As for the sides, the fried okra received rave reviews for its crunchiness and nutritional value. 

“This has got to be full of vitamins, right?” Roy asked.

“Absolutely––essential vitamins and minerals,” Guy responded, popping a few battered and fried morsels into his gob. 

 


Roy loves Socks’ slaw: it’s cool, crispy, crunchy, creamy and dreamy.

 


Brad raved about his cowboy beans. “The flavor’s incredible,” he cooed. "I feel like I'm sitting here eating in my chaps!"  Everyone at the table stopped for a second, mid-bite, before returning to their feasts.

 


Patrick loved his creamed corn. It’s spiced perfectly and is the kind of dish any husk would gladly surrender its children to. 

 


As we finished our meals, Steven “Socks’” Hartsock came to personally deliver the to-go orders. Brad had ten links, and Guy got five. Socks sat with us and gave us a tour of his many tattoos.
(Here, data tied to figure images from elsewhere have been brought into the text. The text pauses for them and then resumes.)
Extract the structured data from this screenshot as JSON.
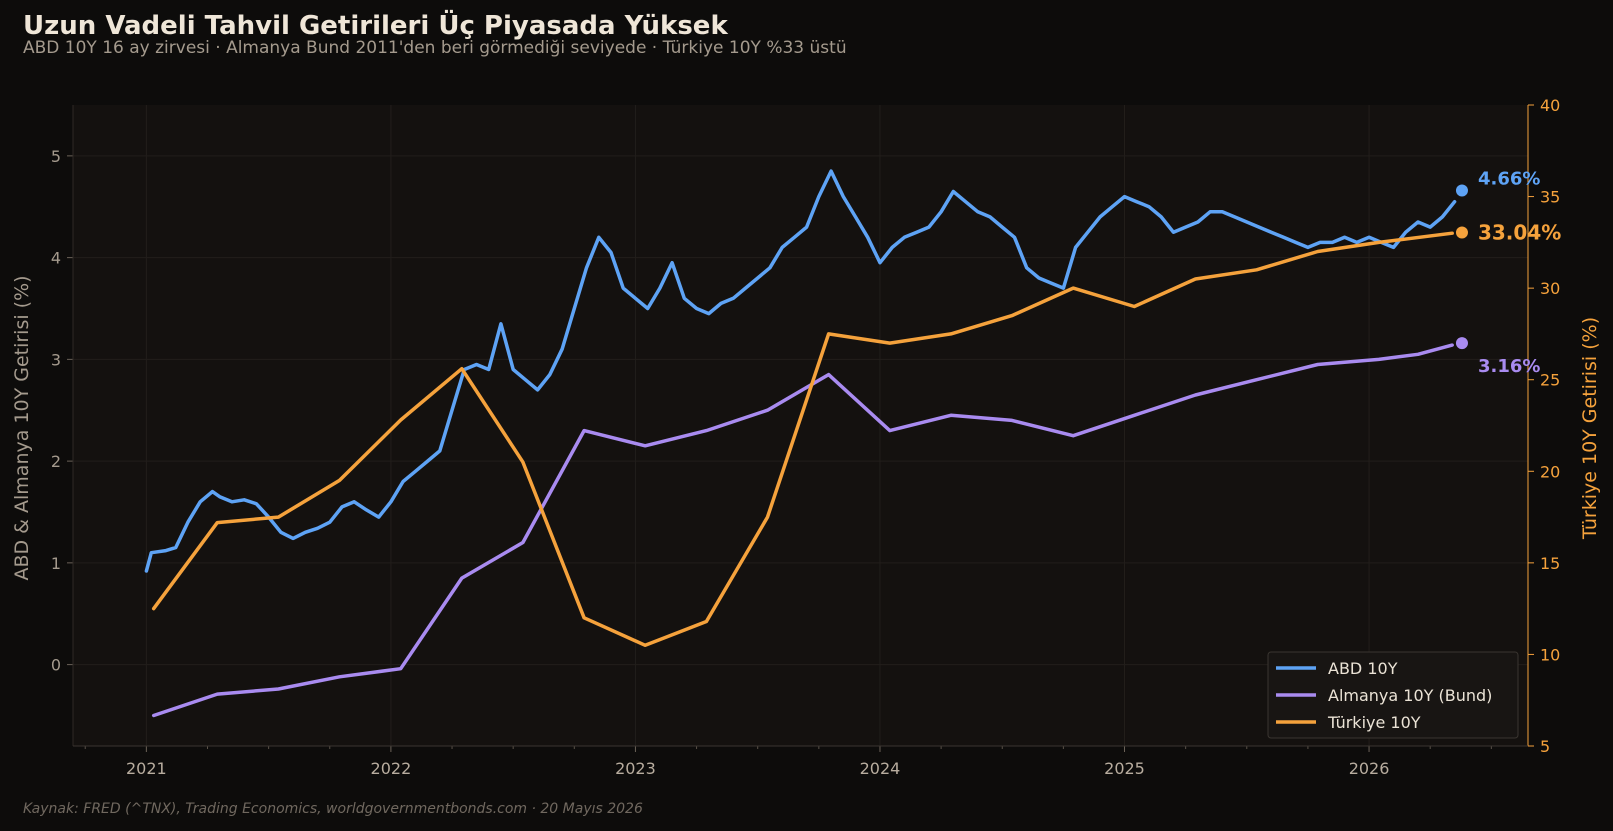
{
  "header": {
    "title": "Uzun Vadeli Tahvil Getirileri Üç Piyasada Yüksek",
    "subtitle": "ABD 10Y 16 ay zirvesi · Almanya Bund 2011'den beri görmediği seviyede · Türkiye 10Y %33 üstü"
  },
  "footer": {
    "source": "Kaynak: FRED (^TNX), Trading Economics, worldgovernmentbonds.com · 20 Mayıs 2026"
  },
  "colors": {
    "background": "#0d0c0b",
    "plot_background": "#14110f",
    "us": "#5ea3f5",
    "de": "#a98bf0",
    "tr": "#f5a23c"
  },
  "chart_data": {
    "type": "line",
    "x_axis": {
      "unit": "year",
      "range": [
        2020.7,
        2026.65
      ],
      "ticks": [
        "2021",
        "2022",
        "2023",
        "2024",
        "2025",
        "2026"
      ],
      "minor_ticks": "quarterly"
    },
    "y_left": {
      "label": "ABD & Almanya 10Y Getirisi (%)",
      "range": [
        -0.8,
        5.5
      ],
      "ticks": [
        "0",
        "1",
        "2",
        "3",
        "4",
        "5"
      ]
    },
    "y_right": {
      "label": "Türkiye 10Y Getirisi (%)",
      "range": [
        5,
        40
      ],
      "ticks": [
        "5",
        "10",
        "15",
        "20",
        "25",
        "30",
        "35",
        "40"
      ]
    },
    "grid": true,
    "legend": "bottom-right",
    "series": [
      {
        "name": "ABD 10Y",
        "key": "us",
        "axis": "left",
        "end_label": "4.66%",
        "end_point": [
          2026.38,
          4.66
        ],
        "points": [
          [
            2021.0,
            0.92
          ],
          [
            2021.02,
            1.1
          ],
          [
            2021.08,
            1.12
          ],
          [
            2021.12,
            1.15
          ],
          [
            2021.17,
            1.4
          ],
          [
            2021.22,
            1.6
          ],
          [
            2021.27,
            1.7
          ],
          [
            2021.3,
            1.65
          ],
          [
            2021.35,
            1.6
          ],
          [
            2021.4,
            1.62
          ],
          [
            2021.45,
            1.58
          ],
          [
            2021.5,
            1.45
          ],
          [
            2021.55,
            1.3
          ],
          [
            2021.6,
            1.24
          ],
          [
            2021.65,
            1.3
          ],
          [
            2021.7,
            1.34
          ],
          [
            2021.75,
            1.4
          ],
          [
            2021.8,
            1.55
          ],
          [
            2021.85,
            1.6
          ],
          [
            2021.9,
            1.52
          ],
          [
            2021.95,
            1.45
          ],
          [
            2022.0,
            1.6
          ],
          [
            2022.05,
            1.8
          ],
          [
            2022.1,
            1.9
          ],
          [
            2022.15,
            2.0
          ],
          [
            2022.2,
            2.1
          ],
          [
            2022.25,
            2.5
          ],
          [
            2022.3,
            2.9
          ],
          [
            2022.35,
            2.95
          ],
          [
            2022.4,
            2.9
          ],
          [
            2022.45,
            3.35
          ],
          [
            2022.5,
            2.9
          ],
          [
            2022.55,
            2.8
          ],
          [
            2022.6,
            2.7
          ],
          [
            2022.65,
            2.85
          ],
          [
            2022.7,
            3.1
          ],
          [
            2022.75,
            3.5
          ],
          [
            2022.8,
            3.9
          ],
          [
            2022.85,
            4.2
          ],
          [
            2022.9,
            4.05
          ],
          [
            2022.95,
            3.7
          ],
          [
            2023.0,
            3.6
          ],
          [
            2023.05,
            3.5
          ],
          [
            2023.1,
            3.7
          ],
          [
            2023.15,
            3.95
          ],
          [
            2023.2,
            3.6
          ],
          [
            2023.25,
            3.5
          ],
          [
            2023.3,
            3.45
          ],
          [
            2023.35,
            3.55
          ],
          [
            2023.4,
            3.6
          ],
          [
            2023.45,
            3.7
          ],
          [
            2023.5,
            3.8
          ],
          [
            2023.55,
            3.9
          ],
          [
            2023.6,
            4.1
          ],
          [
            2023.65,
            4.2
          ],
          [
            2023.7,
            4.3
          ],
          [
            2023.75,
            4.6
          ],
          [
            2023.8,
            4.85
          ],
          [
            2023.85,
            4.6
          ],
          [
            2023.9,
            4.4
          ],
          [
            2023.95,
            4.2
          ],
          [
            2024.0,
            3.95
          ],
          [
            2024.05,
            4.1
          ],
          [
            2024.1,
            4.2
          ],
          [
            2024.15,
            4.25
          ],
          [
            2024.2,
            4.3
          ],
          [
            2024.25,
            4.45
          ],
          [
            2024.3,
            4.65
          ],
          [
            2024.35,
            4.55
          ],
          [
            2024.4,
            4.45
          ],
          [
            2024.45,
            4.4
          ],
          [
            2024.5,
            4.3
          ],
          [
            2024.55,
            4.2
          ],
          [
            2024.6,
            3.9
          ],
          [
            2024.65,
            3.8
          ],
          [
            2024.7,
            3.75
          ],
          [
            2024.75,
            3.7
          ],
          [
            2024.8,
            4.1
          ],
          [
            2024.85,
            4.25
          ],
          [
            2024.9,
            4.4
          ],
          [
            2024.95,
            4.5
          ],
          [
            2025.0,
            4.6
          ],
          [
            2025.05,
            4.55
          ],
          [
            2025.1,
            4.5
          ],
          [
            2025.15,
            4.4
          ],
          [
            2025.2,
            4.25
          ],
          [
            2025.25,
            4.3
          ],
          [
            2025.3,
            4.35
          ],
          [
            2025.35,
            4.45
          ],
          [
            2025.4,
            4.45
          ],
          [
            2025.45,
            4.4
          ],
          [
            2025.5,
            4.35
          ],
          [
            2025.55,
            4.3
          ],
          [
            2025.6,
            4.25
          ],
          [
            2025.65,
            4.2
          ],
          [
            2025.7,
            4.15
          ],
          [
            2025.75,
            4.1
          ],
          [
            2025.8,
            4.15
          ],
          [
            2025.85,
            4.15
          ],
          [
            2025.9,
            4.2
          ],
          [
            2025.95,
            4.15
          ],
          [
            2026.0,
            4.2
          ],
          [
            2026.05,
            4.15
          ],
          [
            2026.1,
            4.1
          ],
          [
            2026.15,
            4.25
          ],
          [
            2026.2,
            4.35
          ],
          [
            2026.25,
            4.3
          ],
          [
            2026.3,
            4.4
          ],
          [
            2026.35,
            4.55
          ]
        ]
      },
      {
        "name": "Almanya 10Y (Bund)",
        "key": "de",
        "axis": "left",
        "end_label": "3.16%",
        "end_point": [
          2026.38,
          3.16
        ],
        "points": [
          [
            2021.03,
            -0.5
          ],
          [
            2021.29,
            -0.29
          ],
          [
            2021.54,
            -0.24
          ],
          [
            2021.79,
            -0.12
          ],
          [
            2022.04,
            -0.04
          ],
          [
            2022.29,
            0.85
          ],
          [
            2022.54,
            1.2
          ],
          [
            2022.79,
            2.3
          ],
          [
            2023.04,
            2.15
          ],
          [
            2023.29,
            2.3
          ],
          [
            2023.54,
            2.5
          ],
          [
            2023.79,
            2.85
          ],
          [
            2024.04,
            2.3
          ],
          [
            2024.29,
            2.45
          ],
          [
            2024.54,
            2.4
          ],
          [
            2024.79,
            2.25
          ],
          [
            2025.04,
            2.45
          ],
          [
            2025.29,
            2.65
          ],
          [
            2025.54,
            2.8
          ],
          [
            2025.79,
            2.95
          ],
          [
            2026.04,
            3.0
          ],
          [
            2026.2,
            3.05
          ],
          [
            2026.34,
            3.14
          ]
        ]
      },
      {
        "name": "Türkiye 10Y",
        "key": "tr",
        "axis": "right",
        "end_label": "33.04%",
        "end_point": [
          2026.38,
          33.04
        ],
        "points": [
          [
            2021.03,
            12.5
          ],
          [
            2021.29,
            17.2
          ],
          [
            2021.54,
            17.5
          ],
          [
            2021.79,
            19.5
          ],
          [
            2022.04,
            22.8
          ],
          [
            2022.29,
            25.6
          ],
          [
            2022.54,
            20.5
          ],
          [
            2022.79,
            12.0
          ],
          [
            2023.04,
            10.5
          ],
          [
            2023.29,
            11.8
          ],
          [
            2023.54,
            17.5
          ],
          [
            2023.79,
            27.5
          ],
          [
            2024.04,
            27.0
          ],
          [
            2024.29,
            27.5
          ],
          [
            2024.54,
            28.5
          ],
          [
            2024.79,
            30.0
          ],
          [
            2025.04,
            29.0
          ],
          [
            2025.29,
            30.5
          ],
          [
            2025.54,
            31.0
          ],
          [
            2025.79,
            32.0
          ],
          [
            2026.04,
            32.5
          ],
          [
            2026.34,
            33.0
          ]
        ]
      }
    ]
  }
}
Although we were impressed, none of us were game to be inked. We had discussed inking on the trail, and we're all afraid of committing to one thing and falling out of love with it two days later. Fio has a tattoo. She asked for "Doodle Girl" in a heart shape, but Guy had the artist give her a boring identifying number instead.

 


We had a pleasant conversation, bid our good buddy Steve farewell, cleared the table, and headed off into the noonday sun. We had survived a summer hike. Perhaps we really should be competing in the Olympics…



Rating: Four Ribs*


Socks' Love Barbecue

1050 Buford Hwy.

Cumming, GA 30041

(470) 302-8383

 

*About Our Barbecue Rating System

Trailheads do not claim to be food experts, epicureans, or sophisticated palates. We are hungry hikers who attack a selected barbecue venue and ravage our way through whatever smoked fare and fixings they're dishing out. Our reviews feature what we believe are the highlights of the menu we sampled. So our intent is not to trash talk the saintly folks who tend to smoldering smokers on hot, humid summer days. They are sacrificing themselves in the noble art of smoking meats and feeding the drooling masses. Many are independent entrepreneurs who are the backbone of this humming American economy. Now that you know our standards, you may wonder why every barbecue place gets a four-ribs rating. The answer is easy: our group has acclaimed designers, and they think the ribs graphic looks cool. Who are we to argue? Enjoy.